Understanding the meaning of Parameter Values in an RM Compare report

RM Compare rank order report

In comparative judgement (CJ) sessions, parameter values are numerical representations of the relative quality or difficulty of the items being judged. These values are derived from the collective decisions of judges who compare pairs of items and decide which one is superior. After several rounds of such judgements, a rank order of the items is established, with the parameter values indicating the relative distances between the items.

A simplified explanation

  • Parameter Values: Think of parameter values as scores that represent how good an item is compared to others. These aren't scores given directly by the judges but are calculated based on the judges' decisions during the CJ process.
  • Rank Orders: The rank order is the final list of items, arranged from the best to the worst (or from the easiest to the hardest, depending on the context). The rank order is determined by looking at all the judges' decisions and calculating which items were generally preferred over others.

An example

In the session below we can see that the range of Parameter values is from 5 to -5. This suggests that there is a wide range of quality among the items assessed. This range is not inherently good or bad; it simply reflects the spread of the items' qualities or difficulties as determined by the judges' comparisons.

An rm compare rank order report

Things to consider

The critical aspect to consider is whether the range of parameter values allows for a clear and meaningful differentiation between the items. If the range is too narrow, it might not sufficiently distinguish between the best and worst items. Conversely, if the range is too wide, it could indicate that some items are outliers or that there may be inconsistencies in the judging process.

The usefulness of the parameter values depends on the context of the assessment and the goals of the session. For example, in educational assessments, a wide range of parameter values could be useful for identifying which student responses demonstrate higher levels of competence or understanding. In other contexts, such as quality control, a narrower range might be preferable to ensure consistency in the items being evaluated.

Ultimately, the parameter values should be interpreted in light of the assessment's objectives and the consistency of the judging process. If the judging process is reliable and the parameter values align with the intended outcomes of the assessment, then the range of values can be considered appropriate for the session.

What can influence the difference in parameter values in items?
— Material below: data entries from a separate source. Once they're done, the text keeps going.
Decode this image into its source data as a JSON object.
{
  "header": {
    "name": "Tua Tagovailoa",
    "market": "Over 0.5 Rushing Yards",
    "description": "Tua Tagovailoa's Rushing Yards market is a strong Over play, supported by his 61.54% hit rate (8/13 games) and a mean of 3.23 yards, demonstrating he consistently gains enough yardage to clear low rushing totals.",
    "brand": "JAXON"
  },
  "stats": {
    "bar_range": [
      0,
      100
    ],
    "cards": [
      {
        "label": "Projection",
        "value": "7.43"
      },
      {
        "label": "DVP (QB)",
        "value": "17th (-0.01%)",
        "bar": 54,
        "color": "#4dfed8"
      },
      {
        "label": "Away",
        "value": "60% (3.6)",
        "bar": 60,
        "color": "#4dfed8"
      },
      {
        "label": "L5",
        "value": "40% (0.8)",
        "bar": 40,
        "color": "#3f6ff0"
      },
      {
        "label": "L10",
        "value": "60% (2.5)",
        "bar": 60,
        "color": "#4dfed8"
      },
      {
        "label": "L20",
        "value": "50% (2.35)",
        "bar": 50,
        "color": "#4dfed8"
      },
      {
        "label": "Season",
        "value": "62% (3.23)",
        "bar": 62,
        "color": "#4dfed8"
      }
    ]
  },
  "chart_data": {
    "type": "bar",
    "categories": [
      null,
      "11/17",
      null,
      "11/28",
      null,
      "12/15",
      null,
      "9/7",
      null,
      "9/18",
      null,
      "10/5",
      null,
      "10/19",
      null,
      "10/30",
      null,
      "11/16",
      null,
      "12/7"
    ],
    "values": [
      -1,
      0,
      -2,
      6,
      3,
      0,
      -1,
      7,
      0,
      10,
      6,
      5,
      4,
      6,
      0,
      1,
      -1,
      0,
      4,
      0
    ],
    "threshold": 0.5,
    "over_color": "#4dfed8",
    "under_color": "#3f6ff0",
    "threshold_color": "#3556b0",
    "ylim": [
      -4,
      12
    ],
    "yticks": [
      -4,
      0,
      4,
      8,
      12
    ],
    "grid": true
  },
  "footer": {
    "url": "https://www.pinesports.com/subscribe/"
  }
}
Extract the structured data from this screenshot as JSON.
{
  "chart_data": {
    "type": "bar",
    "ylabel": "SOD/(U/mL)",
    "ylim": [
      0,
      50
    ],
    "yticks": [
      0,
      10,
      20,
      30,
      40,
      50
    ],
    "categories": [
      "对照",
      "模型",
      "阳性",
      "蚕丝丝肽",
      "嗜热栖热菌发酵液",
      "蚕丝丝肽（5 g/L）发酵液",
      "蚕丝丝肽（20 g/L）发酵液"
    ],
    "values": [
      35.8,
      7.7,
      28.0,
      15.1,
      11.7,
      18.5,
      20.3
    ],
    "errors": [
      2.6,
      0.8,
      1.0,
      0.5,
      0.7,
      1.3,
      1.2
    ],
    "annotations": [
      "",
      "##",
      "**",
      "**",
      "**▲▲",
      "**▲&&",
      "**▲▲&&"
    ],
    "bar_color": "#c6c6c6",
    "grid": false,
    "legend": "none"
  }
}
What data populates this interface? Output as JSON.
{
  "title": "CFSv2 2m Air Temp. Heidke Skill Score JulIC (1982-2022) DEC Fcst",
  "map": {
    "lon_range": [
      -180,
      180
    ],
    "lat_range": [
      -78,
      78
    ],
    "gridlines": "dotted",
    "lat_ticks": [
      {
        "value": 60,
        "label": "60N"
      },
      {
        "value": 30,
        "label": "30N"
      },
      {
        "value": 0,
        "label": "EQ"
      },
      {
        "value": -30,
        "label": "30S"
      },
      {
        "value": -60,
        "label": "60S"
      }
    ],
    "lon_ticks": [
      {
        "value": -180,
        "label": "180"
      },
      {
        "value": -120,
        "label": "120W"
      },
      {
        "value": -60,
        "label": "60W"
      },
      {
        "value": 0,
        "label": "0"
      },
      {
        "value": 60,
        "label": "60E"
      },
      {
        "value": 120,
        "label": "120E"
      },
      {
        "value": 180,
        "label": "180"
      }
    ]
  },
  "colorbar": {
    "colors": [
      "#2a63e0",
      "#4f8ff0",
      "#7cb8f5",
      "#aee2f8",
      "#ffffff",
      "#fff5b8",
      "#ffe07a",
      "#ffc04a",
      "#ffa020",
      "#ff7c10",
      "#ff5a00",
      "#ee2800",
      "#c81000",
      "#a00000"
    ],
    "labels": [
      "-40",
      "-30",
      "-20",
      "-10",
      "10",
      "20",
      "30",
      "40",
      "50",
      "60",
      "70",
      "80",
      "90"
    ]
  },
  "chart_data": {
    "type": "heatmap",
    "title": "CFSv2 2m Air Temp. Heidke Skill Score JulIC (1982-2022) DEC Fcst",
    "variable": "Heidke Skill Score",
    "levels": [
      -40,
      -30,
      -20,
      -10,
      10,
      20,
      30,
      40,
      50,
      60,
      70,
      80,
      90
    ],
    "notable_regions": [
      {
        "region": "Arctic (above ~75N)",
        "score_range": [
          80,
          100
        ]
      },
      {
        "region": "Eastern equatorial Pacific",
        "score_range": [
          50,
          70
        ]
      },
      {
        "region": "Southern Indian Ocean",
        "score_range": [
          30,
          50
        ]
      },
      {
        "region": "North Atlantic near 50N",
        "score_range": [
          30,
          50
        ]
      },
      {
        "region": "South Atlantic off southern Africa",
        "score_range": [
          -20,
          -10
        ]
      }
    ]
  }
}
  1. Number of Comparisons: The number of comparisons made during the judgement process can influence the accuracy of the parameter values. More comparisons can lead to a more accurate estimate of the item variance.
  2. Item Difficulty and Person Ability: In the context of the Rasch model (used by RM Compare) item parameters represent the difficulty of items while person parameters represent the ability or competence of the individuals being assessed. The higher a person's ability relative to the difficulty of an item, the higher the probability of a correct response on that item.
  3. Judges' Decision-Making Process: Judges' decisions can be influenced by various factors, including their personal values, biases, and the complexity of the decision-making process. These factors can indirectly influence the parameter values of the items being judged.
  4. Uncertainty and Measurement Error: The level of measurement error is not uniform across the range of a test but is larger for more extreme scores (low and high). Uncertainty about item parameters can also influence the parameter values.
  5. Statistical Models and Algorithms: The statistical models and algorithms used to estimate the parameter values can also influence the results. For example, the Rasch model (used by RM Compare), the Bradley-Terry-Luce model, and Thurstone's Law of Comparative Judgment all have different parametrizations, which can lead to different parameter values.
  6. Context and Construct Validity: The context in which the comparative judgement is made, and the construct validity of the measure can also influence the parameter values. This includes the relevance and utility of the score inferences and actions, as well as the shared consensus across judges.

In summary, the difference in parameter values in items in comparative judgement sessions can be influenced by a variety of factors, including the number of comparisons, item difficulty and person ability, judges' decision-making process, uncertainty and measurement error, statistical models and algorithms, and context and construct validity.